Des agents du ministère du commerce pillent des boutiques des Wara sous couvert des contrôles illégaux

Les commerçants Ouestafricains se plaignent de l’arnaque et extorsion dont ils sont victimes de la part de quelques agents véreux du ministère du commerce qui improvisent des contrôles fantaisistes dans leurs boutiques. A la fin, ces agents finissent toujours par quémander de l’argent et quelques aliments avant de disparaître.

Le poisson pourrit toujours par la tête dit-on souvent! Il en est de même au Congo, un pays gangrené par la corruption depuis le sommet de l’État. L’administration Congolaise est remplie des ripoux qui ont bien assimilé l’exemple que leur donne le sommet, que chacun se serve du pays qui est devenu un champ d’arachides.

Vu qu’il faut frapper les plus faibles en profitant de sa position administrative, plusieurs commerçants d’Afrique de l’Ouest sont victimes d’extorsion et chantage de la part des agents du ministère du commerce, des impôts et même de la force de l’ordre.

Tout cet ensemble des agents de l’État improvisent des descentes dans des commerces de ces frères OuestAfricains qui contrôlent le petit commerce au Congo dans le seul but d’arnaquer. Dans le quatrième arrondissement, Abou Fall, un commerçant Sénégalais raconte comment trois supposés agents du ministère du commerce sont passés faire le contrôle sans réellement l’intention de le faire.

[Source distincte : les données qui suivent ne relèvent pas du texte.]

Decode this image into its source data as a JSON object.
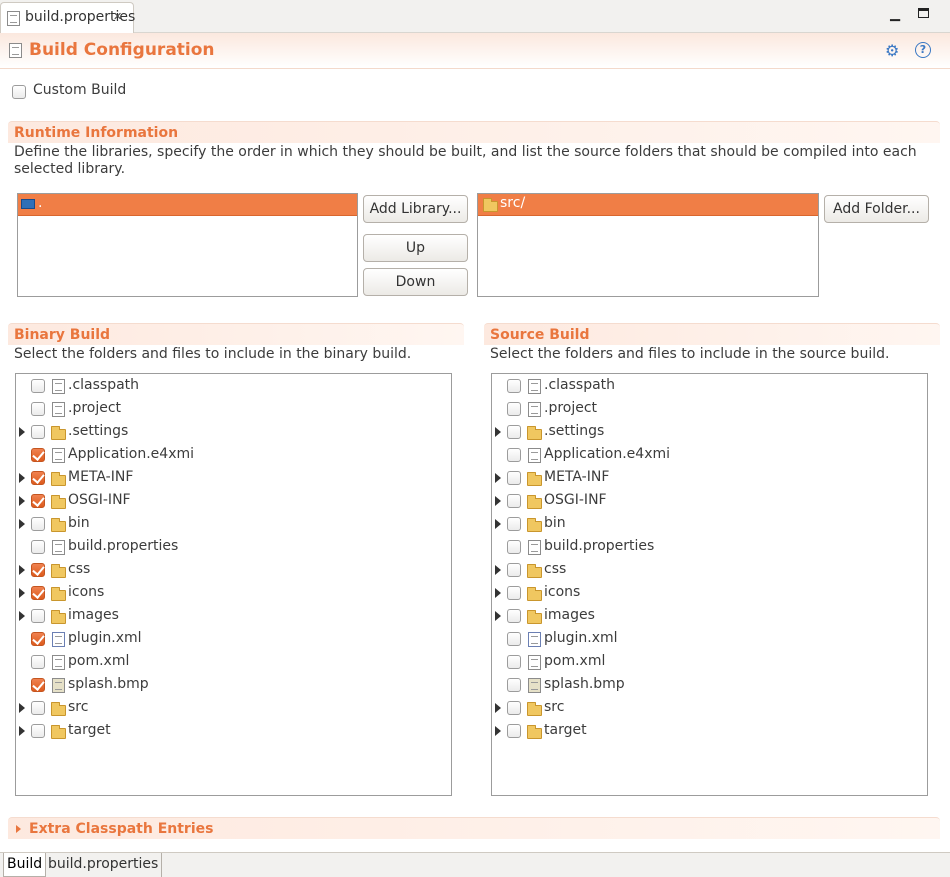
{
  "editor_tab": {
    "title": "build.properties",
    "close_icon": "close-icon"
  },
  "window_controls": {
    "minimize": "minimize-icon",
    "maximize": "maximize-icon"
  },
  "form": {
    "title": "Build Configuration",
    "toolbar_icons": [
      "run-icon",
      "help-icon"
    ],
    "help_glyph": "?"
  },
  "custom_build": {
    "label": "Custom Build",
    "checked": false
  },
  "runtime": {
    "title": "Runtime Information",
    "description": "Define the libraries, specify the order in which they should be built, and list the source folders that should be compiled into each selected library.",
    "libraries": [
      {
        "label": ".",
        "icon": "library-icon"
      }
    ],
    "add_library_label": "Add Library...",
    "up_label": "Up",
    "down_label": "Down",
    "folders": [
      {
        "label": "src/",
        "icon": "folder-icon"
      }
    ],
    "add_folder_label": "Add Folder..."
  },
  "binary_build": {
    "title": "Binary Build",
    "description": "Select the folders and files to include in the binary build.",
    "items": [
      {
        "label": ".classpath",
        "type": "file",
        "expandable": false,
        "checked": false
      },
      {
        "label": ".project",
        "type": "file",
        "expandable": false,
        "checked": false
      },
      {
        "label": ".settings",
        "type": "folder",
        "expandable": true,
        "checked": false
      },
      {
        "label": "Application.e4xmi",
        "type": "file",
        "expandable": false,
        "checked": true
      },
      {
        "label": "META-INF",
        "type": "folder",
        "expandable": true,
        "checked": true
      },
      {
        "label": "OSGI-INF",
        "type": "folder",
        "expandable": true,
        "checked": true
      },
      {
        "label": "bin",
        "type": "folder",
        "expandable": true,
        "checked": false
      },
      {
        "label": "build.properties",
        "type": "properties",
        "expandable": false,
        "checked": false
      },
      {
        "label": "css",
        "type": "folder",
        "expandable": true,
        "checked": true
      },
      {
        "label": "icons",
        "type": "folder",
        "expandable": true,
        "checked": true
      },
      {
        "label": "images",
        "type": "folder",
        "expandable": true,
        "checked": false
      },
      {
        "label": "plugin.xml",
        "type": "plugin",
        "expandable": false,
        "checked": true
      },
      {
        "label": "pom.xml",
        "type": "file",
        "expandable": false,
        "checked": false
      },
      {
        "label": "splash.bmp",
        "type": "image",
        "expandable": false,
        "checked": true
      },
      {
        "label": "src",
        "type": "folder",
        "expandable": true,
        "checked": false
      },
      {
        "label": "target",
        "type": "folder",
        "expandable": true,
        "checked": false
      }
    ]
  },
  "source_build": {
    "title": "Source Build",
    "description": "Select the folders and files to include in the source build.",
    "items": [
      {
        "label": ".classpath",
        "type": "file",
        "expandable": false,
        "checked": false
      },
      {
        "label": ".project",
        "type": "file",
        "expandable": false,
        "checked": false
      },
      {
        "label": ".settings",
        "type": "folder",
        "expandable": true,
        "checked": false
      },
      {
        "label": "Application.e4xmi",
        "type": "file",
        "expandable": false,
        "checked": false
      },
      {
        "label": "META-INF",
        "type": "folder",
        "expandable": true,
        "checked": false
      },
      {
        "label": "OSGI-INF",
        "type": "folder",
        "expandable": true,
        "checked": false
      },
      {
        "label": "bin",
        "type": "folder",
        "expandable": true,
        "checked": false
      },
      {
        "label": "build.properties",
        "type": "properties",
        "expandable": false,
        "checked": false
      },
      {
        "label": "css",
        "type": "folder",
        "expandable": true,
        "checked": false
      },
      {
        "label": "icons",
        "type": "folder",
        "expandable": true,
        "checked": false
      },
      {
        "label": "images",
        "type": "folder",
        "expandable": true,
        "checked": false
      },
      {
        "label": "plugin.xml",
        "type": "plugin",
        "expandable": false,
        "checked": false
      },
      {
        "label": "pom.xml",
        "type": "file",
        "expandable": false,
        "checked": false
      },
      {
        "label": "splash.bmp",
        "type": "image",
        "expandable": false,
        "checked": false
      },
      {
        "label": "src",
        "type": "folder",
        "expandable": true,
        "checked": false
      },
      {
        "label": "target",
        "type": "folder",
        "expandable": true,
        "checked": false
      }
    ]
  },
  "extra_classpath": {
    "title": "Extra Classpath Entries",
    "expanded": false
  },
  "bottom_tabs": [
    {
      "label": "Build",
      "active": true
    },
    {
      "label": "build.properties",
      "active": false
    }
  ],
  "colors": {
    "accent": "#e9763e",
    "selection": "#f07e46",
    "folder": "#f0c760"
  }
}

Abou Fall s’est vu intimider l’ordre de leur remettre en main une somme de 20000 frs et quelques aliments de sa boutique. L’une des agents s’est même permis d’emporter un bidon d’eau Vival et six pots de yaourt pour ses enfants.

Cette scène se répète chaque jour dans les commerces tenus par des Ouestafricains. Parfois c’est une patrouille de police à bord d’un véhicule BJ qui gare et le chef envoie ses agents se ravitailler gratuitement en produits alimentaires.

Lors de ses descentes des agents de l’État, que le commerçant soit en ordre ou pas, il doit mouiller leur barbe. C’est ce que le Congo est devenu dans sa lancée vers l’émergence tant vantée en 2025.